Ilmu ushul fiqih akan merekonstruksi illat dari larangan jual beli indent (KPR property syariah), bentuk pembiayaan KPR indent bagaimana yang dilarang? Mengapa dalam jual beli salam, uangnya harus cash ? sehingga jual beli kali bikali (al-bay’ bi ajli badalain) dilarang?, dan bentuk kali bi kali bagaimana yang dilarang,dan mengapa dilarang ? Apa perbedaan illat antara KPRS Indent (yang menggunakan akad musyarakah mutanaqishah) dengan jual beli kali bi kali yang dilarang Nabi Muhammad Saw ?. Atau dengan perkataan lain, apakah boleh cicilan pada salam fil manafi’untuk pembiayaan KPRS Indent dengan musyarakah mutanaqishah (MMq) ? Kalau dilarang apa illatnya?, apakah illatnya sudah berubah dan berbeda dengan illat kali bi kali?. Kalau illatnya sama maka KPRS indent dengan MMq tentu tidak dibolehkan, tetapi jika illatnya berbeda, maka KPRS Indent dengan MMq dibolehkan.
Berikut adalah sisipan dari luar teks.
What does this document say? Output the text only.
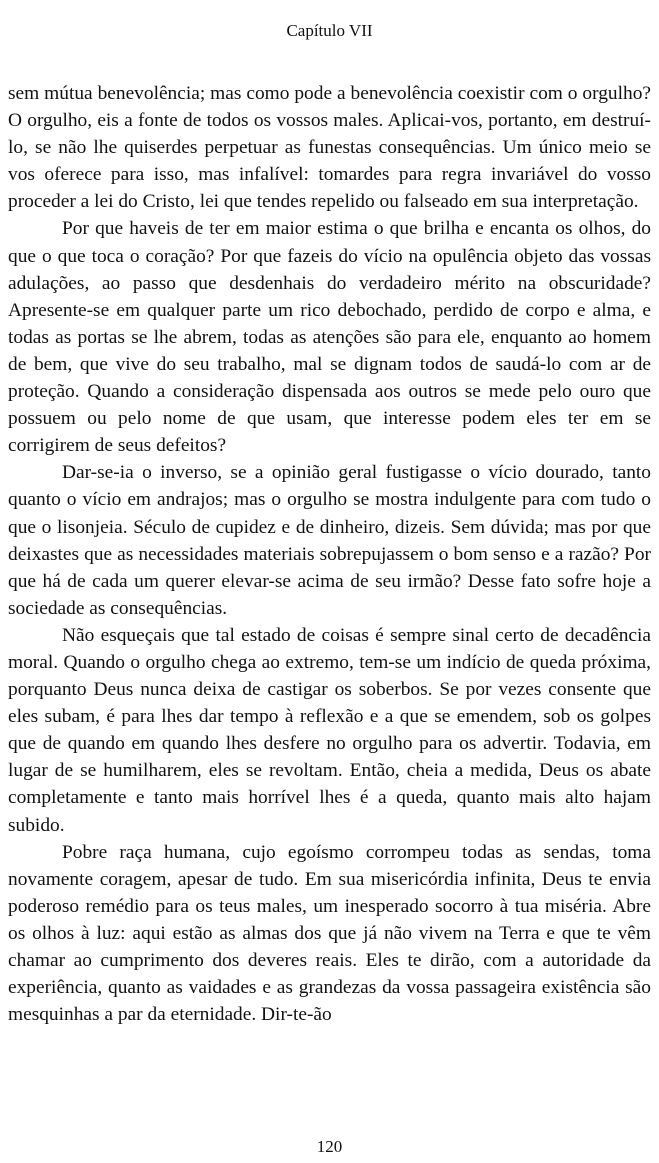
Capítulo VII

sem mútua benevolência; mas como pode a benevolência coexistir com o orgulho? O orgulho, eis a fonte de todos os vossos males. Aplicai-vos, portanto, em destruí-lo, se não lhe quiserdes perpetuar as funestas consequências. Um único meio se vos oferece para isso, mas infalível: tomardes para regra invariável do vosso proceder a lei do Cristo, lei que tendes repelido ou falseado em sua interpretação.

Por que haveis de ter em maior estima o que brilha e encanta os olhos, do que o que toca o coração? Por que fazeis do vício na opulência objeto das vossas adulações, ao passo que desdenhais do verdadeiro mérito na obscuridade? Apresente-se em qualquer parte um rico debochado, perdido de corpo e alma, e todas as portas se lhe abrem, todas as atenções são para ele, enquanto ao homem de bem, que vive do seu trabalho, mal se dignam todos de saudá-lo com ar de proteção. Quando a consideração dispensada aos outros se mede pelo ouro que possuem ou pelo nome de que usam, que interesse podem eles ter em se corrigirem de seus defeitos?

Dar-se-ia o inverso, se a opinião geral fustigasse o vício dourado, tanto quanto o vício em andrajos; mas o orgulho se mostra indulgente para com tudo o que o lisonjeia. Século de cupidez e de dinheiro, dizeis. Sem dúvida; mas por que deixastes que as necessidades materiais sobrepujassem o bom senso e a razão? Por que há de cada um querer elevar-se acima de seu irmão? Desse fato sofre hoje a sociedade as consequências.

Não esqueçais que tal estado de coisas é sempre sinal certo de decadência moral. Quando o orgulho chega ao extremo, tem-se um indício de queda próxima, porquanto Deus nunca deixa de castigar os soberbos. Se por vezes consente que eles subam, é para lhes dar tempo à reflexão e a que se emendem, sob os golpes que de quando em quando lhes desfere no orgulho para os advertir. Todavia, em lugar de se humilharem, eles se revoltam. Então, cheia a medida, Deus os abate completamente e tanto mais horrível lhes é a queda, quanto mais alto hajam subido.

Pobre raça humana, cujo egoísmo corrompeu todas as sendas, toma novamente coragem, apesar de tudo. Em sua misericórdia infinita, Deus te envia poderoso remédio para os teus males, um inesperado socorro à tua miséria. Abre os olhos à luz: aqui estão as almas dos que já não vivem na Terra e que te vêm chamar ao cumprimento dos deveres reais. Eles te dirão, com a autoridade da experiência, quanto as vaidades e as grandezas da vossa passageira existência são mesquinhas a par da eternidade. Dir-te-ão

120
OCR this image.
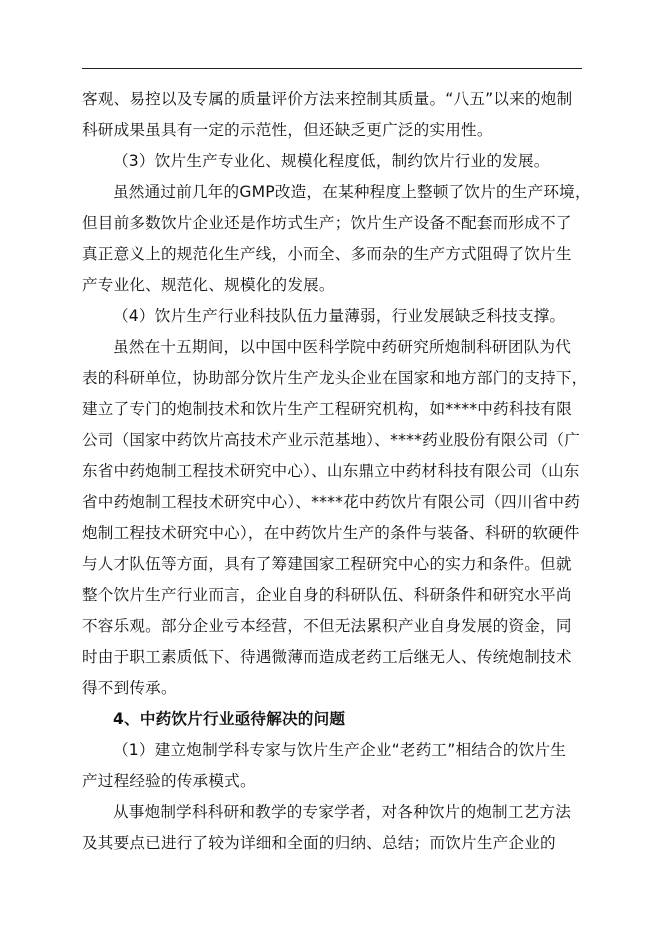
客观、易控以及专属的质量评价方法来控制其质量。“八五”以来的炮制
科研成果虽具有一定的示范性，但还缺乏更广泛的实用性。
（3）饮片生产专业化、规模化程度低，制约饮片行业的发展。
虽然通过前几年的GMP改造，在某种程度上整顿了饮片的生产环境，
但目前多数饮片企业还是作坊式生产；饮片生产设备不配套而形成不了
真正意义上的规范化生产线，小而全、多而杂的生产方式阻碍了饮片生
产专业化、规范化、规模化的发展。
（4）饮片生产行业科技队伍力量薄弱，行业发展缺乏科技支撑。
虽然在十五期间，以中国中医科学院中药研究所炮制科研团队为代
表的科研单位，协助部分饮片生产龙头企业在国家和地方部门的支持下，
建立了专门的炮制技术和饮片生产工程研究机构，如****中药科技有限
公司（国家中药饮片高技术产业示范基地）、****药业股份有限公司（广
东省中药炮制工程技术研究中心）、山东鼎立中药材科技有限公司（山东
省中药炮制工程技术研究中心）、****花中药饮片有限公司（四川省中药
炮制工程技术研究中心），在中药饮片生产的条件与装备、科研的软硬件
与人才队伍等方面，具有了筹建国家工程研究中心的实力和条件。但就
整个饮片生产行业而言，企业自身的科研队伍、科研条件和研究水平尚
不容乐观。部分企业亏本经营，不但无法累积产业自身发展的资金，同
时由于职工素质低下、待遇微薄而造成老药工后继无人、传统炮制技术
得不到传承。
4、中药饮片行业亟待解决的问题
（1）建立炮制学科专家与饮片生产企业“老药工”相结合的饮片生
产过程经验的传承模式。
从事炮制学科科研和教学的专家学者，对各种饮片的炮制工艺方法
及其要点已进行了较为详细和全面的归纳、总结；而饮片生产企业的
Disinilah diperlukan kecerdasan dan kepiawaian dalam menemukan illat suatu kasus keuangan syariah.
Membutuhkan disiplin ilmu lain
Upaya menemukan illat sering kali membutuhkan pengetahuan disiplin ilmu lain yang terkait, misalnya ilmu ekonomi makro. Mungkin secara fiqih muamalah literalis suatu produk dibolehkan, tetapi setelah mengkaji maslahat dan mudharatnya dari perspektif ilmu ekonomi makro, sesuatu produk itu bisa dilarang. Karena itu kita jangan terjebak kepada kerangkeng fiqih muamalah, tapi temukanlah illat, temukan maslahah dan mudharat dalam sinaran maqashid syariah.
Mungkin saja seseorang memiliki keahlian dalam ushul fiqih, tapi tidak menggunakan pisau analisis ilmu ekonomi makro, sehingga tidak bisa menemukan illat dengan tepat di bidang ekonomi. Misalnya ada seorang pakar di luar negeri yang membolehkan transaksi bursa komoditi berjangka karena mengqiyaskannya dengan bay’ salam, secara formal memang kelihatannya mirip. Namun secara illat dan maqashid, terdapat unsur derivatif ribawi di dalamnya, sehingga transaksi itu menjadi terlarang.
Contoh lain yang cukup sederhana antara lain tentang illat larangan riba, dikatakan (dianggap) illatnya zhulm, padahal illatnya bukan zhulm. Kesalahan menemukan illat riba, akan menimbulkan kekeliruan berikutnya, misalnya menganggap suku bunga bank di Jepang yang berkisar 2-3 persen setahun adalah tidak riba, karena ringan dan tidak zhulm, dibanding margin murabahah di Indonesia yang mencapai 10-12 persen setahun. Di sini dibutuhkan teori-teori ilmu ekonomi makro Islami,seperti teori inflasi, teori bubble dan krisis, hubungan riba dengan produksi, employment, dan sebagainya.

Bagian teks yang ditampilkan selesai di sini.